Um den Solarausbau weiter zu fördern, setzt die Regierung auf ein breites Maßnahmenpaket:

  • Central Public Sector Undertaking (CPSU) government producer scheme: Alle öffentlichen Einrichtungen und Regierungsinstitutionen müssen Maßnahmen zur Solarproduktion umsetzen und den Eigenverbrauch durch Solarenergie abdecken.
  • Grid Energy Corridors: Beseitigt regulatorische Hürden bei der Übertragung von erneuerbarem Strom, vor allem zwischen den Bundesstaaten.
  • Green Energy Open Access Rules: Ermöglicht und vereinfacht Großverbrauchern aus Industrie und Gewerbe, grünen Strom direkt beim Anbieter zu sourcen.
  • Förderung von Dachsolaranlagen: Rund 7 Milliarden Euro (75,000 Crore Rupien) stellt Indien seit 2024 für Dachanlagen zur Verfügung und will so 10 Millionen indische Haushalte solarisieren, ebenso Regierungsgebäude und Gewerbe- und Industriedächer.
  • Renewable Purchase Obligations (RPOs): Eigenstromerzeuger, Stadtwerke und Stromversorger müssen verbindliche Quoten für erneuerbare Energien im Energiemix einhalten.

Auch Fördermaßnahmen für Speicher zur bedarfsgerechten Bereitstellung von Strom befinden sich derzeit in der Umsetzung.

Für internationale Unternehmen und Investoren bietet Indien ein einzigartiges Umfeld:

  • Wachstumsmarkt mit jährlichem Zubau im zweistelligen Gigawattbereich.
  • Politische Unterstützung durch staatliche Programme und klare Zielsetzungen führt zu Investitionssicherheit.
  • Industrialisierungspotenzial entlang der gesamten PV-Wertschöpfungskette – von Modulen bis hin zu Recycling.
  • Wettbewerbsfähige Kostenstrukturen, die Indien als Produktionsstandort global attraktiv machen.

Fazit

Indien ist auf dem besten Weg, sich nicht nur als einer der größten Solarmärkte weltweit, sondern auch als Produktionshub für PV-Technologie zu etablieren.
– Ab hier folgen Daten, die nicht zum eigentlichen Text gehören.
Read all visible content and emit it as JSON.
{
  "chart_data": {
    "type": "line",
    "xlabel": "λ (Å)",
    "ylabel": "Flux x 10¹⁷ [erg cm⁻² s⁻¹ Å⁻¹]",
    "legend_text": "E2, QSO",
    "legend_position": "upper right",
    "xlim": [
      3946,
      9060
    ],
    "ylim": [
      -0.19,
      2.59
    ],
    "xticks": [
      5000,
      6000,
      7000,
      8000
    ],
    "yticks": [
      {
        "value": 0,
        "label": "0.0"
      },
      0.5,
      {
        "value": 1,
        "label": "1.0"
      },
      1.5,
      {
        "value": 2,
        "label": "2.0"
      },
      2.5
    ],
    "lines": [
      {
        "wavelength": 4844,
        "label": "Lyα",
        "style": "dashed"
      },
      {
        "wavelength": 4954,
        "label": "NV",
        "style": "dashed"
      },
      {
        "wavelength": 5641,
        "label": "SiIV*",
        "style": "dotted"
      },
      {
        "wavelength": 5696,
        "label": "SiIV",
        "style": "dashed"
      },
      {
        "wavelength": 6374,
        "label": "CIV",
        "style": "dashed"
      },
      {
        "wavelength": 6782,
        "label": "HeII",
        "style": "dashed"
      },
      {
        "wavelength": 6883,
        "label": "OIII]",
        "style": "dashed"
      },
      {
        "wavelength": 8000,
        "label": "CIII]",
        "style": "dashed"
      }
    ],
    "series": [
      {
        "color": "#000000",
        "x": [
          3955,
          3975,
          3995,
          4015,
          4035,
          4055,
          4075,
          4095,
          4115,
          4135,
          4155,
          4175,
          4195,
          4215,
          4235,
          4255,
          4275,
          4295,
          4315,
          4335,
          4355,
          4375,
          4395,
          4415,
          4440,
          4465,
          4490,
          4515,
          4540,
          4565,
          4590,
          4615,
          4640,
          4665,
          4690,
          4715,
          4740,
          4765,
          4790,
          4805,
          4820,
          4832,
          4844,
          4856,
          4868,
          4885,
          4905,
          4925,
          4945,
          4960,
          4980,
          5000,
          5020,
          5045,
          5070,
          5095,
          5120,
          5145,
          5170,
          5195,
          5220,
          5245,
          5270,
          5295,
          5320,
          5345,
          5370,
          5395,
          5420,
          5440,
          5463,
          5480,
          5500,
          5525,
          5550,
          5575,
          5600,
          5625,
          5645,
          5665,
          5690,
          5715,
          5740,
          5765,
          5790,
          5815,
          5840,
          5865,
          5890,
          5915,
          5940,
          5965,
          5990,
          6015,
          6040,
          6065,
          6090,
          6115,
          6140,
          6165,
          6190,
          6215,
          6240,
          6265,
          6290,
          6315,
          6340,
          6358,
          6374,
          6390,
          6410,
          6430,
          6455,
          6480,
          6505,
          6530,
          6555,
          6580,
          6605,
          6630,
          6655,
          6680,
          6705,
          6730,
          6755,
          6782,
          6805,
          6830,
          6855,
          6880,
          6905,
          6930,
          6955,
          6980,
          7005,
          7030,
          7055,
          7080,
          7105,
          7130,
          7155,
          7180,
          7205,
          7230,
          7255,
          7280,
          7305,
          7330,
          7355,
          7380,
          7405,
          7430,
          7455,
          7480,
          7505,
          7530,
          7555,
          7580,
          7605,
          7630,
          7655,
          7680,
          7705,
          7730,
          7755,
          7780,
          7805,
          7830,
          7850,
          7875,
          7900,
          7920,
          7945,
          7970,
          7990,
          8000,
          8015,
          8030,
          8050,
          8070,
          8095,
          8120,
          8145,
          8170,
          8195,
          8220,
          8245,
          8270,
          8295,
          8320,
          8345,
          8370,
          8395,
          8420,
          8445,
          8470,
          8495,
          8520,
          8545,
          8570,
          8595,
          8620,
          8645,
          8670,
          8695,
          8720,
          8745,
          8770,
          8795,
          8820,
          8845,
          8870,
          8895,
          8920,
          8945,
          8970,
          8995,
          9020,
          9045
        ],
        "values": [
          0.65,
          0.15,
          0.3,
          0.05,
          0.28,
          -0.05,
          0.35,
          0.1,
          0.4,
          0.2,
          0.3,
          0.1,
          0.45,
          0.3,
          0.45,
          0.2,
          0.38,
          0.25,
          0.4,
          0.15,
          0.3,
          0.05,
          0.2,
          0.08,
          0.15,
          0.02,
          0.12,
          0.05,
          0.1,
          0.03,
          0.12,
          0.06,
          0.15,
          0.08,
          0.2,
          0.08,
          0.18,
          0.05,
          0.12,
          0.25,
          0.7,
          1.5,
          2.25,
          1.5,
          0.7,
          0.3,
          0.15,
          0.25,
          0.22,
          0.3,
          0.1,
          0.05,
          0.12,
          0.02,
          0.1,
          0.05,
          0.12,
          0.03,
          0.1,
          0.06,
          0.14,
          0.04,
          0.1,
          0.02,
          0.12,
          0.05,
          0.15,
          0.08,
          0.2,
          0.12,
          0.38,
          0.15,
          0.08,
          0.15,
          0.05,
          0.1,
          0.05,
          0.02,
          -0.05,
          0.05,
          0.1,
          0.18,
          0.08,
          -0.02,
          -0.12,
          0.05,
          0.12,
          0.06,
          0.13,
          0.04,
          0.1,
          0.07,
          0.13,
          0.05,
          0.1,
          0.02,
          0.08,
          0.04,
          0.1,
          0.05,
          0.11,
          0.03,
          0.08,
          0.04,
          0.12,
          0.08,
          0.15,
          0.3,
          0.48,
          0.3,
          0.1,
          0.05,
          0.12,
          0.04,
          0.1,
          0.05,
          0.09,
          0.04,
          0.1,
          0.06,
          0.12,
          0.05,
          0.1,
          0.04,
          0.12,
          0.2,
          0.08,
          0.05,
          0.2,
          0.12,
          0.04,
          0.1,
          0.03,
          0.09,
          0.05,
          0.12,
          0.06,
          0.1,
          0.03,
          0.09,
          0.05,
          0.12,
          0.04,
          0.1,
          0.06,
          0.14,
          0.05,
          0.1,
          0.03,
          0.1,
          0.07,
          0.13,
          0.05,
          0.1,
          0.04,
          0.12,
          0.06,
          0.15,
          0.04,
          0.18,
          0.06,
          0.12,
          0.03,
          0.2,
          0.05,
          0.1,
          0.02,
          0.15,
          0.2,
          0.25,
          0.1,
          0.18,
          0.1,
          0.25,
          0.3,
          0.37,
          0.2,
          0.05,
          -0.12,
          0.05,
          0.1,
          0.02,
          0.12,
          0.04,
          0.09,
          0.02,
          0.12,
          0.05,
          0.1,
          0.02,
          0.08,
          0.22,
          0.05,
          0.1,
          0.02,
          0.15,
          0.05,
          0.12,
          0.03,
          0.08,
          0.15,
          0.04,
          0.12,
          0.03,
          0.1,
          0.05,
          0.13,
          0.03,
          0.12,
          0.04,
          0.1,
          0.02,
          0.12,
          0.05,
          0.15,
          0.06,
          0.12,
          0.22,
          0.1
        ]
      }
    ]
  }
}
Für die Solarbranche eröffnet dies vielfältige Geschäftschancen – von Projektentwicklungen über Partnerschaften bis hin zu industriellen Investitionen. Wer jetzt in den indischen Markt einsteigt, sichert sich frühzeitig Zugang zu einem der dynamischsten Wachstumsmärkte der globalen Energiewende.